People in developed countries are obsessed with dieting. Mostly that is because we are anxious to lose excess weight, of which in modern economies there is a great deal around; and just how difficult this process turns out to be is evident in the soaring sales of largely unread (or unfollowed) diet books, and in the speed with which diet fads come and go.
Another major motive for eating a diet of a particular kind involves worrying about what exactly it is that one consumes. Reasons for such concerns are diverse. Some involve issues of principle and taste (with which there is famously no arguing). Others turn on questions of physiological appropriateness (though when it comes to diet humans are, like their ancient ancestors, the ultimate generalists, and nobody has been able to show that there is any such thing as an “optimal human diet”). And some people simply seem desperate to rid their bodies of “toxins.” In this last case, an uneasy relationship with the ultimate product of the alimentary canal seems to produce a yearning to empty the tract altogether, with the aim of eliminating from the shrine of the body anything that might be construed as impure.
And then, of course, there are the breatharians. These are folks who, sometimes to fatal effect, have concluded that they can get by without eating at all—or who at least like to make other people think that they can. Over the years there have been enough of them to inspire a name for the state they aspire to: “inedia,” the ability to live without food. The story of inedia goes back at least to the sixth century BC Sanskrit compendium Sushruta Samhita, one of the foundational texts of Hindu medical practice.

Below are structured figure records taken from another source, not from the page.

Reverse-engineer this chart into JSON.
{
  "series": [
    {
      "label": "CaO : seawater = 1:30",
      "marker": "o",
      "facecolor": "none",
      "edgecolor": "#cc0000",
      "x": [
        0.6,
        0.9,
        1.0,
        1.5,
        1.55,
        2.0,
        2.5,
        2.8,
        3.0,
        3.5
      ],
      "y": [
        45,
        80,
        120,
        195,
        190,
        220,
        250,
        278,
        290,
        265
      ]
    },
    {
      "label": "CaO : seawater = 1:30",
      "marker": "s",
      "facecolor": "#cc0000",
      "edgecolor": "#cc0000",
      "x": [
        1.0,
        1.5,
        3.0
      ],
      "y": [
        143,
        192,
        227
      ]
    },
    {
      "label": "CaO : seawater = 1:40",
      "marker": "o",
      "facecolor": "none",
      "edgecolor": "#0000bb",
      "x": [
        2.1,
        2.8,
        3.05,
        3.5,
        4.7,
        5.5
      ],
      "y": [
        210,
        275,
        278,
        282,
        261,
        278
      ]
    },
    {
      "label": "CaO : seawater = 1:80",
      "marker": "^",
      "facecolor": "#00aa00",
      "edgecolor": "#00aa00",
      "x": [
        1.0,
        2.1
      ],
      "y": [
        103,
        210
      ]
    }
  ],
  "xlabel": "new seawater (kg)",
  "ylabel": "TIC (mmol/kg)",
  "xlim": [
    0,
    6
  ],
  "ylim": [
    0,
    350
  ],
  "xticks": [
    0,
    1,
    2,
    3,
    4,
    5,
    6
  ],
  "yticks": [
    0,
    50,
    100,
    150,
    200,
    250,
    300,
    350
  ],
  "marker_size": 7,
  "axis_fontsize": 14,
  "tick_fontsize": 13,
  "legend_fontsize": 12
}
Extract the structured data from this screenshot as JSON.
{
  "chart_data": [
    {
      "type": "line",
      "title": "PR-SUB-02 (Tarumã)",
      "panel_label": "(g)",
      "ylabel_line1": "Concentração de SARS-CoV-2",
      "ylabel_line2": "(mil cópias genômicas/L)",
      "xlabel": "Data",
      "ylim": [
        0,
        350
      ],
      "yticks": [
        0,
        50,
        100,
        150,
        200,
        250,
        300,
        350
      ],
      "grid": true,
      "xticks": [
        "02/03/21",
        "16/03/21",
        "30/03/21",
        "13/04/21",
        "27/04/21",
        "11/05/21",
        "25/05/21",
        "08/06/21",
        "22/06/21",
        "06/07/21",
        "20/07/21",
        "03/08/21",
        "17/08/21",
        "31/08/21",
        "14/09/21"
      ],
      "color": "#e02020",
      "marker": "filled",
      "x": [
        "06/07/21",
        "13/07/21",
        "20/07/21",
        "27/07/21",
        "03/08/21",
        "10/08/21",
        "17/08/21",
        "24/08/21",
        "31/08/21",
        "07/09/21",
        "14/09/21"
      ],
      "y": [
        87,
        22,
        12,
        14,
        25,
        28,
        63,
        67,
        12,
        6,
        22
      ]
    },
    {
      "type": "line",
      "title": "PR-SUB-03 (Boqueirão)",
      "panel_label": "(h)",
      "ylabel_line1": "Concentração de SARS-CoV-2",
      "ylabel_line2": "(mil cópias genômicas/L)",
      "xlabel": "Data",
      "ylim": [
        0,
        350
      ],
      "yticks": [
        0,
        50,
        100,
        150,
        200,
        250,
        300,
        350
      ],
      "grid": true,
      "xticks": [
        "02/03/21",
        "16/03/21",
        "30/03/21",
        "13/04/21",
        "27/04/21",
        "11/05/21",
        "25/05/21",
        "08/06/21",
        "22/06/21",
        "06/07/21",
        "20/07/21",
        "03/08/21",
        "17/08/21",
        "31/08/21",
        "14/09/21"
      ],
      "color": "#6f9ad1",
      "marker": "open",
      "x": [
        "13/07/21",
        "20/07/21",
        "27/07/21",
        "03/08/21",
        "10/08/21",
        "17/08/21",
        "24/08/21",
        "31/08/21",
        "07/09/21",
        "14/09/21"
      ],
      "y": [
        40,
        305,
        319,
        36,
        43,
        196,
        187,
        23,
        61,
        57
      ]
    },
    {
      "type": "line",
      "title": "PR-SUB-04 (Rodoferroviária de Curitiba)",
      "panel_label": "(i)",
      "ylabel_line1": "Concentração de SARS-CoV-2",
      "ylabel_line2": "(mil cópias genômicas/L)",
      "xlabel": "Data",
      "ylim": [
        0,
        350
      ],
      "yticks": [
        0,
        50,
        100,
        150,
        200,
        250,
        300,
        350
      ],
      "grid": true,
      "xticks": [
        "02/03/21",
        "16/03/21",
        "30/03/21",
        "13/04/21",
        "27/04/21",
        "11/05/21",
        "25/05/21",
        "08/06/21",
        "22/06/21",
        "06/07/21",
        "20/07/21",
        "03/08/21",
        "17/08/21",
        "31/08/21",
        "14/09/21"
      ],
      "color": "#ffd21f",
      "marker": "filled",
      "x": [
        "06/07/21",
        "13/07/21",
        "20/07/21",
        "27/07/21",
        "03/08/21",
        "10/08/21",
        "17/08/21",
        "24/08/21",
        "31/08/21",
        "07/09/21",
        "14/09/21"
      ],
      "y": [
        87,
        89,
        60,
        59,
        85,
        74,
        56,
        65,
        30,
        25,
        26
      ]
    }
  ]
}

The most celebrated nineteenth-century case of this curious condition was that of a Welsh child called Sarah Jacob, born in 1857. The story goes that, after health issues at the age of ten, the young Sarah lost her appetite and eventually gave up eating altogether. Her parents energetically publicized her “miraculous” ability to go without food, and the gaunt child eventually became a minor tourist attraction, and a source of substantial revenue for her family.
After a year or so of this, a committee was appointed to look into suspicions that Sarah might have been snacking on the quiet, and following two weeks of scanty surveillance, it reported that no cheating was involved. Sarah’s celebrity skyrocketed as a result, but substantial doubts nonetheless persisted. Accordingly, at the end of 1869 Sarah was checked into Guy’s Hospital in London to be watched continuously by a team of nurses. Soon the child grew weak, and her parents were urged to feed her. They refused, and after only eight days of fasting the poor Sarah died. Naturally enough, of starvation.
The public was outraged. Sarah’s parents were put on trial and were jailed following a verdict of criminal negligence. Not only science and common sense but also the courts had finally affirmed the amazing truth that people cannot go long without food. It is no coincidence that it was shortly after this episode, in 1873, that the renowned physician Sir William Gull first diagnosed anorexia nervosa as a pathological condition.
But of course, we are dealing here with Homo sapiens, and it is a well-known trait of members of that species never to learn from experience, especially that of others. Extreme fasting, recognized since antiquity as a method of attaining religious enlightenment, or at least as a fast track to hallucination, has been co-opted in the service of any number of bizarre belief systems. Among the most radical such expressions is the aforementioned breatharianism, named for the declaration, made in the early 1920s by the German Catholic nun Therese Neumann, that “one can live by the Holy Breath alone.” By any standard this was an immoderate formulation, eliminating water as well as food from the diet.
Since Therese survived to die of a heart attack in 1962, one might be forgiven for wondering if she actually practiced to the letter what she preached; nonetheless, according to an article in London’s Daily Mail, by 2007 the world had an estimated five thousand breatharians and “light nutritionists,” the latter imbibing the occasional glass of diluted fruit juice—strictly to eliminate toxins, you understand.
One of the most prominent breatharians of recent times was an Australian financial adviser named Ellen Greve—or, as she preferred to be known, Jasmuheen. She lectured worldwide on the subject and gained a quite extensive following. Rather embarrassingly, in the late 1990s a reporter discovered that her home refrigerator was packed with food (which she said was for her convicted fraudster husband); as a result, she was challenged by the Australian TV program 60 Minutes to prove that she could live for a mere week with no nutrients other than air.
After two days under medical supervision in a hotel room Jasmuheen began showing signs of physiological stress. Blaming this on polluted air from a nearby highway, she demanded a change of venue, to a remote mountainside. But her condition continued to deteriorate until the TV people discontinued the experiment after a total of four days, fearing for her life—although Jasmuheen claimed it was because they “feared it would be successful.” Sadly, not long afterward the starved and emaciated corpse of an Australian environmentalist called Verity Linn was found on a lakeside in Scotland. Her diary revealed her devotion to Jasmuheen’s teachings.